Bug#813764: linux-source-3.16: "Dazed and confused, but trying to continue" on X10SDV-TLN4F while using perf top

2016-02-05 Thread Ben Hutchings
Control: reassign -1 src:linux 3.16.7-ckt20-1+deb8u3
Control: tag -1 unreproducible moreinfo

On Thu, 2016-02-04 at 23:25 -0500, Rich Ercolani wrote:
> Package: linux-source-3.16
> Version: 3.16.0-4
> Severity: normal
> 
> Dear Maintainer,
> 
> I was going about my business, using perf top to see what I was spending a
> bunch of my time in on this system, when suddenly, I got this written to
> console:
> 
> [2425302.546957] Uhhuh. NMI received for unknown reason 11 on CPU 1.
> [2425302.547625] Do you have a strange power saving mode enabled?
> [2425302.548291] Dazed and confused, but trying to continue
> 
> I've been running this system for several months at this point, and have not
> seen this issue at any point prior.
> 
> I can't easily reproduce it again, so it may have been something other than
> "perf top" that resulted in the behavior, but that's the only unusual thing
> I can think of.
[...]

perf uses the hardware performance monitoring units (PMUs) which do
trigger NMIs periodically.  Obviously the kernel should expect and
recognise these as related to performance monitoring, but there could
be a bug in that code.

I'm tagging this report as needing more information as we won't be able
to make any progress unless you can find a way to reproduce the bug.

Ben.

-- 
Ben Hutchings
It is a miracle that curiosity survives formal education. - Albert Einstein

signature.asc
Description: This is a digitally signed message part


Bug#813764: linux-source-3.16: "Dazed and confused, but trying to continue" on X10SDV-TLN4F while using perf top

2016-02-04 Thread Rich Ercolani
Package: linux-source-3.16
Version: 3.16.0-4
Severity: normal

Dear Maintainer,

I was going about my business, using perf top to see what I was spending a
bunch of my time in on this system, when suddenly, I got this written to
console:

[2425302.546957] Uhhuh.
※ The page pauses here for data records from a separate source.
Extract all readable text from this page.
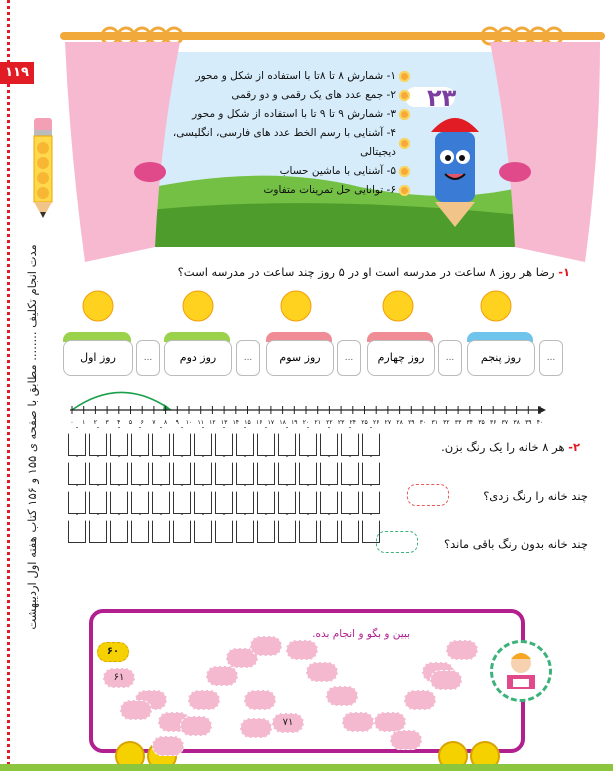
۱۱۹
مدت انجام تکلیف ........ مطابق با صفحه ی ۱۵۵ و ۱۵۶ کتاب هفته اول اردیبهشت
۲۳
۱- شمارش ۸ تا ۸تا با استفاده از شکل و محور
۲- جمع عدد های یک رقمی و دو رقمی
۳- شمارش ۹ تا ۹ تا با استفاده از شکل و محور
۴- آشنایی با رسم الخط عدد های فارسی، انگلیسی، دیجیتالی
۵- آشنایی با ماشین حساب
۶- توانایی حل تمرینات متفاوت
۱- رضا هر روز ۸ ساعت در مدرسه است او در ۵ روز چند ساعت در مدرسه است؟
روز اول	...	روز دوم	...	روز سوم	...	روز چهارم	...	روز پنجم	...
۰ ۱ ۲ ۳ ۴ ۵ ۶ ۷ ۸ ۹ ۱۰ ۱۱ ۱۲ ۱۳ ۱۴ ۱۵ ۱۶ ۱۷ ۱۸ ۱۹ ۲۰ ۲۱ ۲۲ ۲۳ ۲۴ ۲۵ ۲۶ ۲۷ ۲۸ ۲۹ ۳۰ ۳۱ ۳۲ ۳۳ ۳۴ ۳۵ ۳۶ ۳۷ ۳۸ ۳۹ ۴۰
۲- هر ۸ خانه را یک رنگ بزن.
چند خانه را رنگ زدی؟
چند خانه بدون رنگ باقی ماند؟
ببین و بگو و انجام بده.
۶۰
۶۱
۷۱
NMI received for unknown reason 11 on CPU 1.
[2425302.547625] Do you have a strange power saving mode enabled?
[2425302.548291] Dazed and confused, but trying to continue

I've been running this system for several months at this point, and have not
seen this issue at any point prior.

I can't easily reproduce it again, so it may have been something other than
"perf top" that resulted in the behavior, but that's the only unusual thing
I can think of.

Supermicro X10SDV-TLN4F, which is a Xeon D-1540 board.

-- System Information:
Debian Release: 8.2
  APT prefers stable
  APT policy: (1000, 'stable'), (900, 'testing'), (500, 'unstable'), (1, 
'experimental')
Architecture: amd64 (x86_64)

Kernel: Linux 3.16.0-4-amd64 (SMP w/16 CPU cores)
Locale: LANG=en_US.UTF-8, LC_CTYPE=en_US.UTF-8 (charmap=UTF-8)
Shell: /bin/sh linked to /bin/dash
Init: systemd (via /run/systemd/system)